The 2015 Pet Guide: A Golden Opportunity

Major study looks at cancer risk in canines.

More from The 2015 Pet Guide

The 2015 Pet Guide: Finalists
The 2015 Pet Guide: Foster Angels
The 2015 Pet Guide: A Golden Opportunity
The 2015 Pet Guide: The Survivors
The 2015 Pet Guide: Pet Events
The 2015 Pet Guide: Managers of Merriment
The 2015 Pet Guide: Pampered Pets

As veterinary medicine moves slowly toward individualized cancer care—tailoring treatment to each pet —no study is considered more important than the Golden Retriever Lifetime Study, now under way.

Recently, the Morris Animal Foundation, a global nonprofit based in Denver, completed enrolling 3,000 Golden Retrievers, who will be followed over a decade for genetic, environmental and nutritional risks for developing cancer. Roughly half of Golden Retrievers develop the disease in their lifetime.

“It should give us some answers,” says Dr. J. Armando Villamil, a medical oncologist with Affiliated Veterinary Specialists, referring to the observational study, the largest ever undertaken. In the meantime, pet owners need to watch for subtle cancer signs, primarily odd behaviors and changes in activity, especially in their elderly pets, he says, or less-subtle ones—new masses and lumps arising on the skin and elsewhere in the body.
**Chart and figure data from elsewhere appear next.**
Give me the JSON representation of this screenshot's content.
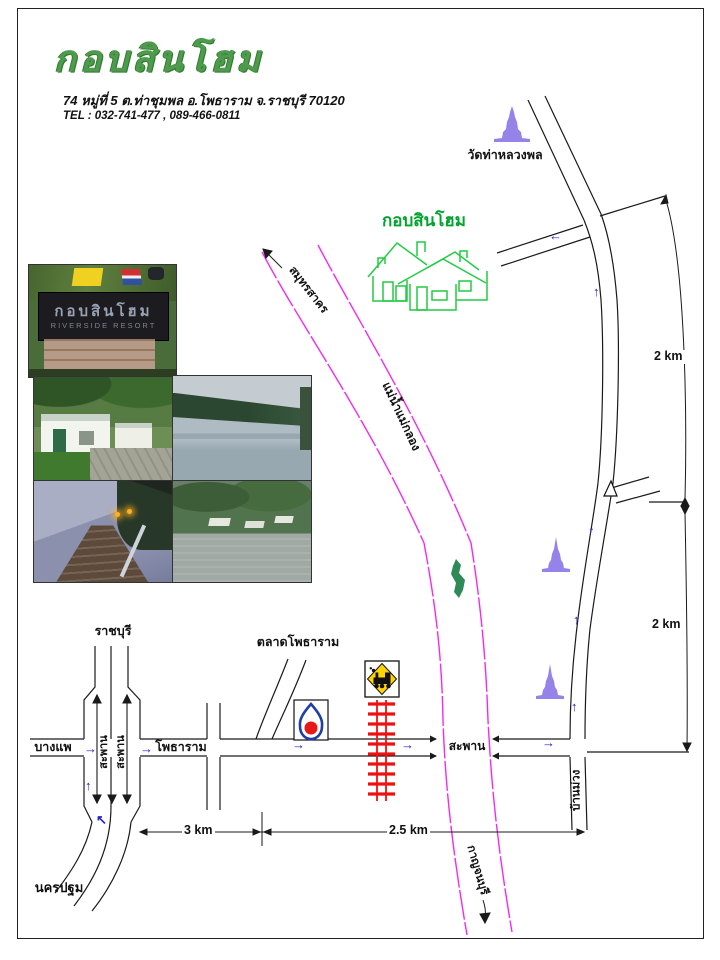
{
  "header": {
    "title": "กอบสินโฮม",
    "address": "74 หมู่ที่ 5 ต.ท่าชุมพล อ.โพธาราม จ.ราชบุรี 70120",
    "tel": "TEL : 032-741-477 , 089-466-0811"
  },
  "map": {
    "labels": {
      "wat": "วัดท่าหลวงพล",
      "resort": "กอบสินโฮม",
      "river": "แม่น้ำแม่กลอง",
      "downstream": "สมุทรสาคร",
      "upstream": "กาญจนบุรี",
      "market": "ตลาดโพธาราม",
      "bridge": "สะพาน",
      "overpass": "สะพาน",
      "ratchaburi": "ราชบุรี",
      "bangphae": "บางแพ",
      "nakhon_pathom": "นครปฐม",
      "photharam": "โพธาราม",
      "ban_muang": "บ้านม่วง"
    },
    "distances": {
      "upper": "2 km",
      "lower": "2 km",
      "west": "3 km",
      "east": "2.5 km"
    },
    "arrows": {
      "up": "↑",
      "right": "→",
      "left": "←",
      "up_left": "↖"
    },
    "colors": {
      "road": "#1a1a1a",
      "river": "#F02BF0",
      "railway": "#EE1111",
      "direction_arrow": "#2222CC",
      "temple": "#9683EA",
      "houses": "#22CC44",
      "title_green": "#4E9B4E",
      "rail_sign_yellow": "#FFD400",
      "ptt_blue": "#1F3FA8",
      "ptt_red": "#E81818"
    },
    "icons": [
      "temple-icon",
      "temple-icon",
      "temple-icon",
      "ptt-gas-station-icon",
      "railroad-crossing-sign-icon",
      "resort-houses-drawing",
      "river-island",
      "fork-marker"
    ]
  },
  "photos": {
    "sign_line1": "กอบสินโฮม",
    "sign_line2": "RIVERSIDE RESORT"
  }
}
Dr. Sarah Boston, a surgical oncologist with the College of Veterinary Medicine at the University of Florida, agrees.

“Owners can do body checks of their dogs,” much as they might check for breast cancer or prostate cancers in themselves, she says. And with cats, because injection-site cancers caused by certain vaccines “remain quite common, we advocate vaccinating below the knee or elbow.” Lumps remaining for more than a month should be checked out, she says.
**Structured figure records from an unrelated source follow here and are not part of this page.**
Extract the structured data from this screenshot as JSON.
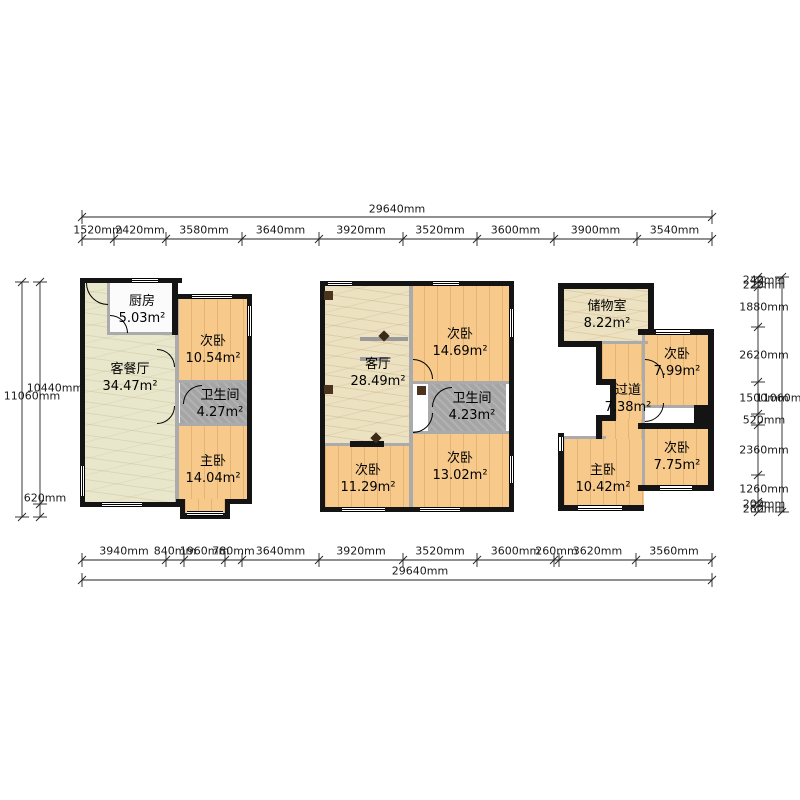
{
  "title": "三户型平面图",
  "plans": [
    {
      "id": "unit-a",
      "rooms": [
        {
          "name": "厨房",
          "area": "5.03m²"
        },
        {
          "name": "客餐厅",
          "area": "34.47m²"
        },
        {
          "name": "次卧",
          "area": "10.54m²"
        },
        {
          "name": "卫生间",
          "area": "4.27m²"
        },
        {
          "name": "主卧",
          "area": "14.04m²"
        }
      ]
    },
    {
      "id": "unit-b",
      "rooms": [
        {
          "name": "客厅",
          "area": "28.49m²"
        },
        {
          "name": "次卧",
          "area": "14.69m²"
        },
        {
          "name": "卫生间",
          "area": "4.23m²"
        },
        {
          "name": "次卧",
          "area": "11.29m²"
        },
        {
          "name": "次卧",
          "area": "13.02m²"
        }
      ]
    },
    {
      "id": "unit-c",
      "rooms": [
        {
          "name": "储物室",
          "area": "8.22m²"
        },
        {
          "name": "次卧",
          "area": "7.99m²"
        },
        {
          "name": "过道",
          "area": "7.38m²"
        },
        {
          "name": "主卧",
          "area": "10.42m²"
        },
        {
          "name": "次卧",
          "area": "7.75m²"
        }
      ]
    }
  ],
  "dimensions": {
    "top": {
      "total": "29640mm",
      "segments": [
        "1520mm",
        "2420mm",
        "3580mm",
        "3640mm",
        "3920mm",
        "3520mm",
        "3600mm",
        "3900mm",
        "3540mm"
      ]
    },
    "bottom": {
      "total": "29640mm",
      "segments": [
        "3940mm",
        "840mm",
        "1960mm",
        "780mm",
        "3640mm",
        "3920mm",
        "3520mm",
        "3600mm",
        "260mm",
        "3620mm",
        "3560mm"
      ]
    },
    "left": {
      "total": "11060mm",
      "segments": [
        "10440mm",
        "620mm"
      ]
    },
    "right": {
      "total": "11060mm",
      "segments": [
        "240mm",
        "220mm",
        "1880mm",
        "2620mm",
        "1500mm",
        "520mm",
        "2360mm",
        "1260mm",
        "200mm",
        "260mm"
      ]
    }
  },
  "colors": {
    "bedroom_fill": "#f7ca8c",
    "living_fill": "#ece1c0",
    "living_green_fill": "#e9e7cb",
    "bath_fill": "#a5a5a5",
    "wall": "#141414",
    "partition": "#ababab"
  }
}
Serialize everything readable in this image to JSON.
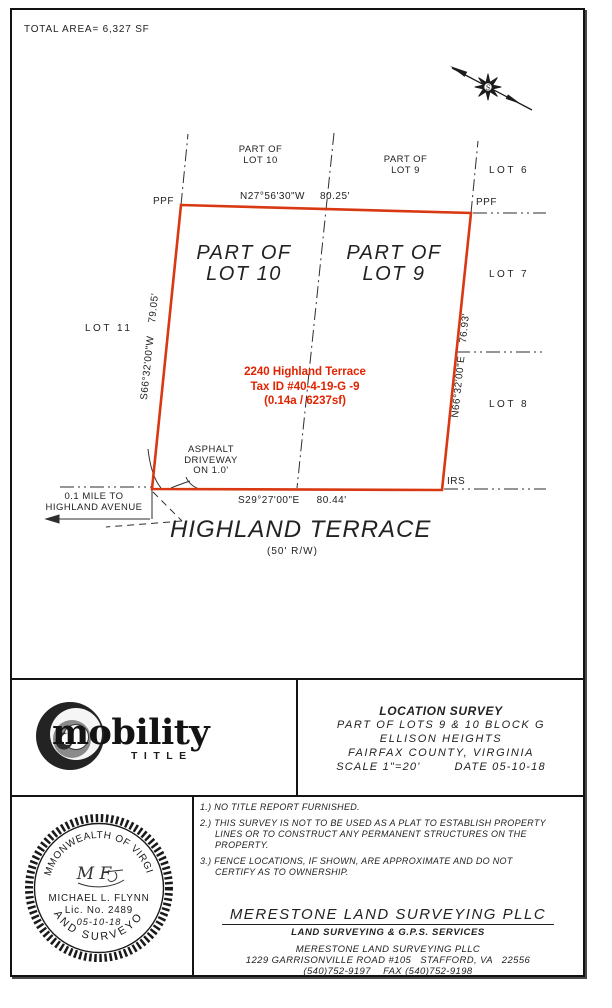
{
  "colors": {
    "boundary_red": "#d83812",
    "address_red": "#e12300",
    "linework": "#2e2e2e"
  },
  "header": {
    "total_area": "TOTAL AREA= 6,327 SF"
  },
  "plat": {
    "markers": {
      "ppf_left": "PPF",
      "ppf_right": "PPF",
      "irs": "IRS"
    },
    "lots": {
      "lot6": "LOT 6",
      "lot7": "LOT 7",
      "lot8": "LOT 8",
      "lot11": "LOT 11",
      "part10_small_1": "PART OF",
      "part10_small_2": "LOT 10",
      "part9_small_1": "PART OF",
      "part9_small_2": "LOT 9",
      "part10_big_1": "PART OF",
      "part10_big_2": "LOT 10",
      "part9_big_1": "PART OF",
      "part9_big_2": "LOT 9"
    },
    "bearings": {
      "top": "N27°56'30\"W",
      "top_dist": "80.25'",
      "left": "S66°32'00\"W",
      "left_dist": "79.05'",
      "right": "N66°32'00\"E",
      "right_dist": "76.93'",
      "bottom": "S29°27'00\"E",
      "bottom_dist": "80.44'"
    },
    "address": {
      "line1": "2240 Highland Terrace",
      "line2": "Tax ID #40-4-19-G -9",
      "line3": "(0.14a / 6237sf)"
    },
    "driveway_note": {
      "line1": "ASPHALT",
      "line2": "DRIVEWAY",
      "line3": "ON 1.0'"
    },
    "distance_note": {
      "line1": "0.1 MILE TO",
      "line2": "HIGHLAND AVENUE"
    },
    "street": {
      "name": "HIGHLAND TERRACE",
      "rw": "(50' R/W)"
    },
    "north_arrow_glyph": "S"
  },
  "title_block": {
    "title": "LOCATION SURVEY",
    "line2": "PART OF LOTS 9 & 10 BLOCK G",
    "line3": "ELLISON HEIGHTS",
    "line4": "FAIRFAX COUNTY, VIRGINIA",
    "scale": "SCALE 1\"=20'",
    "date": "DATE 05-10-18"
  },
  "logo": {
    "word": "mobility",
    "sub": "TITLE"
  },
  "notes": [
    {
      "text": "1.) NO TITLE REPORT FURNISHED."
    },
    {
      "text": "2.) THIS SURVEY IS NOT TO BE USED AS A PLAT TO ESTABLISH PROPERTY LINES OR TO CONSTRUCT ANY PERMANENT STRUCTURES ON THE PROPERTY."
    },
    {
      "text": "3.) FENCE LOCATIONS, IF SHOWN, ARE APPROXIMATE AND DO NOT CERTIFY AS TO OWNERSHIP."
    }
  ],
  "seal": {
    "arc_top": "COMMONWEALTH OF VIRGINIA",
    "arc_bottom": "LAND SURVEYOR",
    "signature": "M F",
    "name": "MICHAEL L. FLYNN",
    "license": "Lic. No. 2489",
    "date": "05-10-18"
  },
  "company": {
    "heading": "MERESTONE LAND SURVEYING PLLC",
    "services": "LAND SURVEYING & G.P.S. SERVICES",
    "name": "MERESTONE LAND SURVEYING PLLC",
    "address": "1229 GARRISONVILLE ROAD #105   STAFFORD, VA   22556",
    "phone": "(540)752-9197    FAX (540)752-9198"
  }
}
Also, according to Boston, a canine vaccine against melanoma has been commercially available for several years now, including one under development at UF. “I think you’re going to see this [approach] in other cancers, as well,” she says. Considered immunotherapy, the vaccine works with the pet’s own immune system to attack the disease.

Most cancers in animals, at least initially, involve surgery, except for lymphomas, where chemotherapy is considered the first-line treatment. But, unlike people, cats and dogs tolerate these cancer drugs far better, veterinarians say, largely because they are given in much lower doses to sustain quality of life, rather than cure. As a result, side effects are few. 

Whatever medical path pet owners choose, however, Villamil and other say, most pets do well once cancer treatment begins, adding months, sometimes years to their lives.

No one was more surprised than the owners of “Huck,” Melissa and Carl Wolary of Oviedo, who dipped into their retirement cash to pay $9,200 for his treatments, so far, with $4,000 going to surgery. 

“I had gotten to the point where I thought he’s going to be gone,” Melissa says of her black Labrador, diagnosed with cancer earlier this year. “I’ve come to the conclusion that we pay all at once for our pets and the cost is high. But it’s worth it!”